北條:冒頭でもお話ししたとおり、現在、私は業務でCTCの最新テクノロジーを駆使した新規事業を企画していく業務に携わっています。そうしたなかで、とりわけ注目しているのがIoT。IoTならこんなことができるのではないか、あんなことも実現できるのではないかと、あれこれ模索している状況です。この領域に関していえば、たとえばオラクルでも、IoTを支えるシステムの構築を支援する「Oracle Internet of Things Cloud Service」などを提供しています。そうしたものを、今後の企業のお客様のビジネスにいかに役立てていけるか、まだまだ未知な領域ではありますが、その可能性を探っていきたいと考えているところです。

Q. それでは、最後にOracle ACEの認定を目指す方々にメッセージをいただけますか。

北條:やはり最も重視されるのが個人としての情報発信活動。ブログはもちろん、FacebookなどのSNS上でもよいので、オラクルの製品やテクノロジーに関する価値ある情報を発信していくことだと思います。もちろん、JPOUG(Japan Oracle Users Group)などにも積極的に参加して、多くの方々とのコミュニケーションの輪を広げていくことも重要でしょう。また、技術力を証明するという意味では、ORACLE MASTERの取得が有効なアドバンテージになるものと考えます。特に個人的には、多岐にわたるオラクルの製品やテクノロジーの、ある特定の領域で突出したスキルや知見の獲得を目指すというアプローチもありかなと思っています。

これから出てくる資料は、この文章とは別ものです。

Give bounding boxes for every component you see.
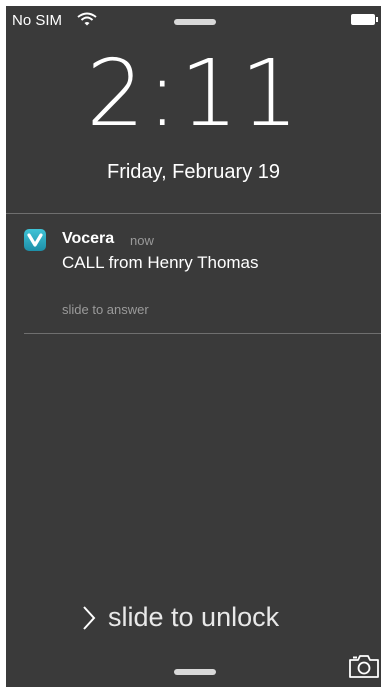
- notification-divider-top: [6, 213, 381, 214]
- vocera-app-icon: [24, 229, 46, 251]
- notification-center-grabber[interactable]: [174, 19, 216, 25]
- slide-to-answer-hint[interactable]: slide to answer: [62, 302, 149, 317]
- carrier-label: No SIM: [12, 12, 63, 29]
- wifi-icon: [77, 12, 97, 26]
- camera-icon[interactable]: [348, 653, 380, 679]
- slide-to-unlock-label[interactable]: slide to unlock: [108, 602, 279, 633]
- battery-tip: [376, 17, 378, 22]
- lock-date: Friday, February 19: [106, 161, 281, 183]
- battery-icon: [351, 14, 375, 25]
- lock-clock: 2:11: [86, 40, 301, 147]
- notification-divider-bottom: [24, 333, 381, 334]
- control-center-grabber[interactable]: [174, 669, 216, 675]
- lock-screen: No SIM 2:11 Friday, February 19 Vocera n…: [6, 6, 381, 687]
- notification-time: now: [130, 233, 154, 248]
- chevron-right-icon[interactable]: [82, 604, 96, 632]
- notification-app-name: Vocera: [62, 230, 115, 247]
- notification-message: CALL from Henry Thomas: [62, 253, 259, 272]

いずれにせよ、現在、オラクルのテクノロジーに携わる広範なエンジニアの方々がOracle ACEにチャレンジし、そうしたなかでより多くの認定者が生まれれば、それらの人たちが牽引するかたちで国内のオラクルテクノロジーにかかわるエンジニアコミュニティもさらに活性化するはずです。そうした意味でオラクルには、国内でのOracle ACEに関する認知度向上に努めていってくれることを期待しています。